Cotter’s original deal stated the government would help provide a dumping site for the waste if Cotter wished to dispose of it. However, the government backed out of this part of the deal. So, to solve their waste problem, Cotter lied to the owners of the West Lake Landfill by offering truckloads of dirt to cover its trash, failing to mention that it contained nuclear contamination.

“We can all say naughty Cotter. Shame on you for illegally dumping this waste, right?... The fact that our government went back on that deal, shame on them. And that's what led ultimately to the West Lake situation,” Chapman said.

Not only did Cotter dump nuclear waste in a landfill, but their methods for dumping were careless. Cotter paid B&K Construction to dump the waste, which took a total of 2,600 dump trucks from July 31, 1973, to October 31, 1973. Waste was not properly stored in the trucks and it blew from them to the side of the road. Waste was also poorly covered at Latty Avenue, which led to further contamination of Coldwater Creek and other parts of North County. At night, after each day of dumping, B&K washed its trucks out in Coldwater Creek, but this contamination could have been prevented if B&K told its drivers that the dirt contained radioactive waste.

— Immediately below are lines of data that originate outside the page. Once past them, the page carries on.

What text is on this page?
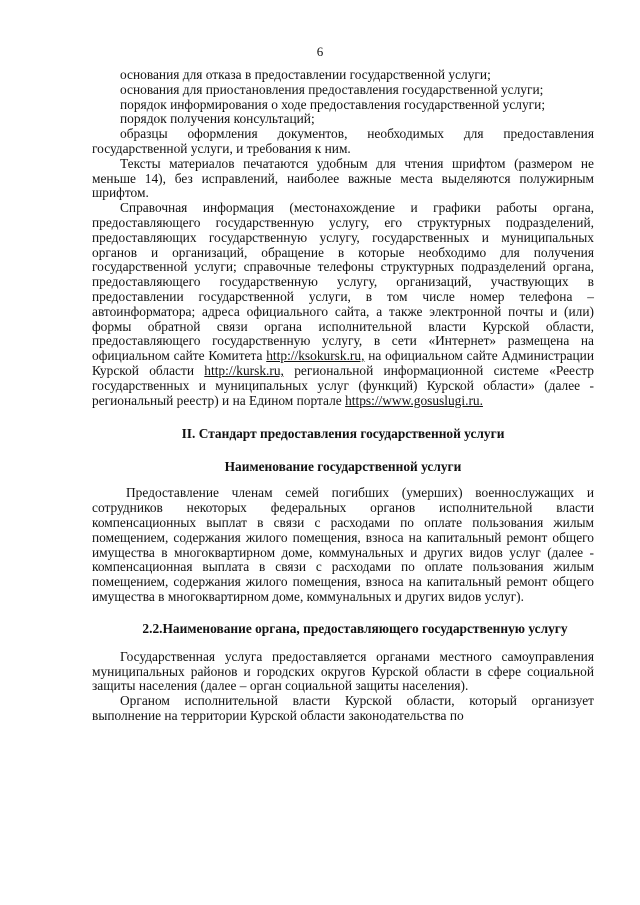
6

основания для отказа в предоставлении государственной услуги;

основания для приостановления предоставления государственной услуги;

порядок информирования о ходе предоставления государственной услуги;

порядок получения консультаций;

образцы оформления документов, необходимых для предоставления государственной услуги, и требования к ним.

Тексты материалов печатаются удобным для чтения шрифтом (размером не меньше 14), без исправлений, наиболее важные места выделяются полужирным шрифтом.

Справочная информация (местонахождение и графики работы органа, предоставляющего государственную услугу, его структурных подразделений, предоставляющих государственную услугу, государственных и муниципальных органов и организаций, обращение в которые необходимо для получения государственной услуги; справочные телефоны структурных подразделений органа, предоставляющего государственную услугу, организаций, участвующих в предоставлении государственной услуги, в том числе номер телефона – автоинформатора; адреса официального сайта, а также электронной почты и (или) формы обратной связи органа исполнительной власти Курской области, предоставляющего государственную услугу, в сети «Интернет» размещена на официальном сайте Комитета http://ksokursk.ru, на официальном сайте Администрации Курской области http://kursk.ru, региональной информационной системе «Реестр государственных и муниципальных услуг (функций) Курской области» (далее - региональный реестр) и на Едином портале https://www.gosuslugi.ru.

II. Стандарт предоставления государственной услуги
Наименование государственной услуги

Предоставление членам семей погибших (умерших) военнослужащих и сотрудников некоторых федеральных органов исполнительной власти компенсационных выплат в связи с расходами по оплате пользования жилым помещением, содержания жилого помещения, взноса на капитальный ремонт общего имущества в многоквартирном доме, коммунальных и других видов услуг (далее - компенсационная выплата в связи с расходами по оплате пользования жилым помещением, содержания жилого помещения, взноса на капитальный ремонт общего имущества в многоквартирном доме, коммунальных и других видов услуг).

2.2.Наименование органа, предоставляющего государственную услугу

Государственная услуга предоставляется органами местного самоуправления муниципальных районов и городских округов Курской области в сфере социальной защиты населения (далее – орган социальной защиты населения).

Органом исполнительной власти Курской области, который организует выполнение на территории Курской области законодательства по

That waste remains in West Lake today, where there has been an underground fire on the opposite side of the landfill since 2010. Chapman said the waste, especially with a nearby fire, is a major threat to her community, and it is not lost on her how this chain of contamination started. 

“This was military. It was a war effort and to some extent, it's unfortunate that was the price our city paid and is still paying and will still pay for that effort,” she said.

Steve Mahfood, former director of the Missouri Department of Natural Resources, said the government is responsible for the nuclear waste problems of St. Louis.

“We were very, very careless of how we handled things. There really was no reason… for what's happened to [West Lake] Landfill,” he said.

Ed Smith, policy director for the Missouri Coalition for the Environment, recognizes that St. Louis tries to hide this part of its history.

“It's a dirty secret, if you will, in St. Louis, that not a lot of people like to address,” he said.

But activists like Chapman brought awareness to St. Louis’ history of nuclear waste. In September, the Environmental Protection Agency announced plans for a 70 percent cleanup of radioactivity at West Lake. 

Chapman said she is pleased the government is making amends for its history of nuclear waste.

“We dug it out of the ground. We made weapons out of it. We've put it places it didn't belong. It exists. It's real. We have to have a discussion on how to clean it up because we can't go back in time and not do it,” she said.

The EPA expects its cleanup of West Lake to take about four and a half years.